Hugging Face has unveiled its latest offering, Hugging Face Generative AI Services (HUGS), which aims to simplify the deployment and scaling of generative AI applications using open source models.
Based on Hugging Face technologies such as Transformers and Text Generation Inference (TGI), HUGS promises optimized performance on various hardware accelerators.
For developers using AWS or Google Cloud, the service is available for $1 per hour per container, with a five-day free trial on AWS to help users get started.
AI Optimization with Zero Configuration Inference
HUGS offers developers a solution to run AI models on their own infrastructure without manual configuration. One of the main challenges when implementing large language models (LLMs) is optimizing them for specific hardware environments. Each accelerator, whether an NVIDIA GPU or an AMD GPU, requires tuning to extract maximum performance.
With HUGS, these optimizations are managed automatically, delivering high performance right out of the box. In addition to NVIDIA and AMD GPUs, the company promises that its support will soon extend to AWS Inferentia and Google TPU.

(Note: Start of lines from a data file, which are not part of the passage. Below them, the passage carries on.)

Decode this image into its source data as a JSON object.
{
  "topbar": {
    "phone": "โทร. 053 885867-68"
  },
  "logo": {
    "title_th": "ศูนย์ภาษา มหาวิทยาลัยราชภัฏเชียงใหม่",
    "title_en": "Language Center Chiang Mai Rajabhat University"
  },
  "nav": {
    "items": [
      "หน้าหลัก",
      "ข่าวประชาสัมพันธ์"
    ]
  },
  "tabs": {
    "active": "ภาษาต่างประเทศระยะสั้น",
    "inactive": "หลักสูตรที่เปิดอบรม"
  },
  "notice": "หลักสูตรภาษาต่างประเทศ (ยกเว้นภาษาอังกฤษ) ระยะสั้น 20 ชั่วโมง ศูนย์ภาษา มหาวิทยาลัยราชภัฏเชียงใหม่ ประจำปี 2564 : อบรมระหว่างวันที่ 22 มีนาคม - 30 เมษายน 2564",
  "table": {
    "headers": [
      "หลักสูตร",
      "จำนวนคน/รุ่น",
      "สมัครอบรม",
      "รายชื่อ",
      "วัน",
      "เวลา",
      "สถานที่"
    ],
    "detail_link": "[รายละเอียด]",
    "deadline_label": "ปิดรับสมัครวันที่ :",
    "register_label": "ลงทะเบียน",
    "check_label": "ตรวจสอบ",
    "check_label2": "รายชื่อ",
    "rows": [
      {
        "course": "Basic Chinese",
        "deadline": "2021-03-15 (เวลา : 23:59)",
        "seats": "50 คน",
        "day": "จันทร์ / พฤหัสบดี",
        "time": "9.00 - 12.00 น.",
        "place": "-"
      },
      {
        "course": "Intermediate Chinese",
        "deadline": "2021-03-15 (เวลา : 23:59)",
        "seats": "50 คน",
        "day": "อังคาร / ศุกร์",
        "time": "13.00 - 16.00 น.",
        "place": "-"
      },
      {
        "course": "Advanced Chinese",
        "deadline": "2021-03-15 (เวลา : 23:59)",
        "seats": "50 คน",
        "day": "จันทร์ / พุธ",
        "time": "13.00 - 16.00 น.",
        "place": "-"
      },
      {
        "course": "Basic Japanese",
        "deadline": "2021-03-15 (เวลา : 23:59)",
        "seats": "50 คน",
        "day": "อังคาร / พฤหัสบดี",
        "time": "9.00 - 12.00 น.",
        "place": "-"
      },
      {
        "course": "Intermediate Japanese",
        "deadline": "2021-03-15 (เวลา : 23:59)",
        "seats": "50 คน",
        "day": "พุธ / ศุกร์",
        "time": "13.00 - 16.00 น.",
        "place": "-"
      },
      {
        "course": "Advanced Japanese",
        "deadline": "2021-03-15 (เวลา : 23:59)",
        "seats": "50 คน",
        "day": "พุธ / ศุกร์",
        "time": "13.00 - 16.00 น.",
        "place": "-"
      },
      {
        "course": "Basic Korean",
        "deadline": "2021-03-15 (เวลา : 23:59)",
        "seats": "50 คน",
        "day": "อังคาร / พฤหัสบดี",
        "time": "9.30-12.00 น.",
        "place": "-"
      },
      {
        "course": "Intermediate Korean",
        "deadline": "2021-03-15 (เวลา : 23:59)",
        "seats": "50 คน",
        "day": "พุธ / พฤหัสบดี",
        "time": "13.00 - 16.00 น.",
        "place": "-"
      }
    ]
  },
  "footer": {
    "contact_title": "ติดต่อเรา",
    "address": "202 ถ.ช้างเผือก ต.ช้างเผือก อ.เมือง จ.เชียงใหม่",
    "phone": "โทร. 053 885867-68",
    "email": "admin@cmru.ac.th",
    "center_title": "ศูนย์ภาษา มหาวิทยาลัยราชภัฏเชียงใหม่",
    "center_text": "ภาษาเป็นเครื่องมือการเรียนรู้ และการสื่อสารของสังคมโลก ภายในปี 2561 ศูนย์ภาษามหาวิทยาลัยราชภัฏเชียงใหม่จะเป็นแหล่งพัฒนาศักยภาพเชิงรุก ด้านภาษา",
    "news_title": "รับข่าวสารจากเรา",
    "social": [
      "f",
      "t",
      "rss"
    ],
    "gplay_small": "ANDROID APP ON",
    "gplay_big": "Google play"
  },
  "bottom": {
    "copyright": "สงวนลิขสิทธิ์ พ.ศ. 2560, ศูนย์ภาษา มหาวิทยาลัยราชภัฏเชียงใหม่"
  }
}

Hugging Face aims to facilitate the transition from black box APIs to open, self-hosted solutions with support for a wide range of models, including well-known LLMs such as Llama and Gemma, with plans to soon introduce multimodal models such as Idefics and Llava. . In the future, the company says it will include integrated models such as BGE and Jina., giving developers even more options to customize their AI applications.

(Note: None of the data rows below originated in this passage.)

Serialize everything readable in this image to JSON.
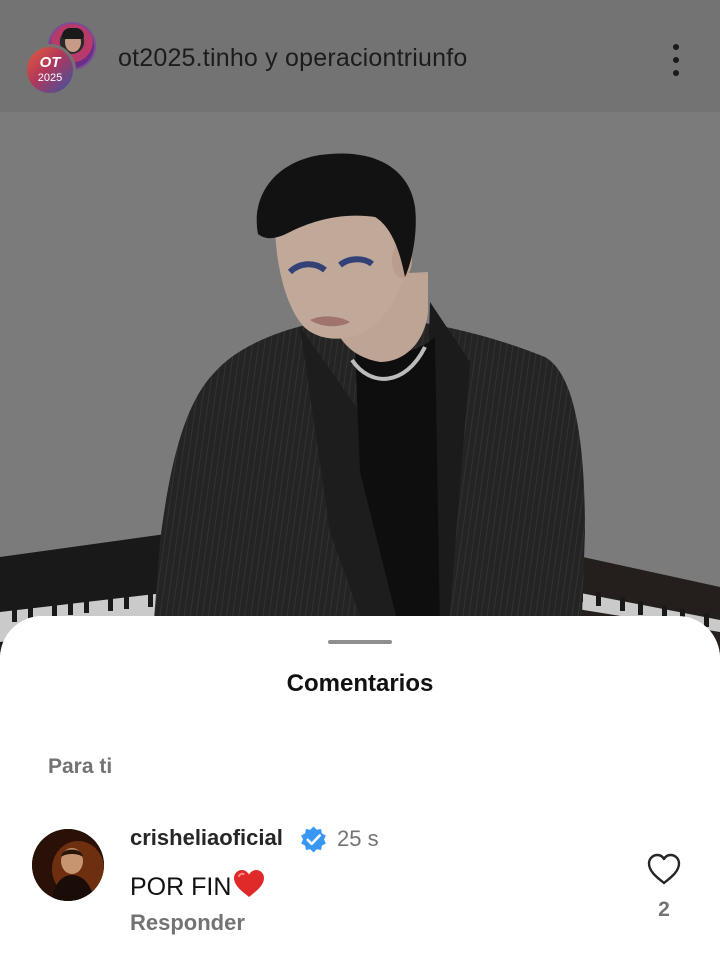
{
  "header": {
    "title": "ot2025.tinho y operaciontriunfo",
    "avatar_front": {
      "logo_text": "OT",
      "year_text": "2025"
    },
    "more_icon": "more-vertical-icon"
  },
  "photo": {
    "description_icon": "post-photo"
  },
  "sheet": {
    "title": "Comentarios",
    "section_label": "Para ti"
  },
  "comments": [
    {
      "username": "crisheliaoficial",
      "verified": true,
      "time": "25 s",
      "text": "POR FIN",
      "emoji": "red-heart",
      "reply_label": "Responder",
      "likes": "2"
    }
  ],
  "colors": {
    "verified": "#3897f0",
    "heart_emoji": "#e02a2a",
    "secondary_text": "#737373"
  }
}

This service uses standardized APIs compatible with OpenAI model interfaces, so developers can migrate their own code.
For startups in particular, HUGS provides the opportunity to create AI applications without incurring the high costs associated with proprietary platforms. The availability of one-click deployments in DigitalOcean makes it even easier for small teams to experiment with generative AI technologies.
Meanwhile, larger businesses can leverage HUGS to scale their applications without being locked into a single cloud provider or proprietary API. At DigitalOcean, HUGS is included at no additional charge beyond the standard cost of GPU Droplets. Hugging Face also offers custom deployment solutions for businesses through its Enterprise Hub.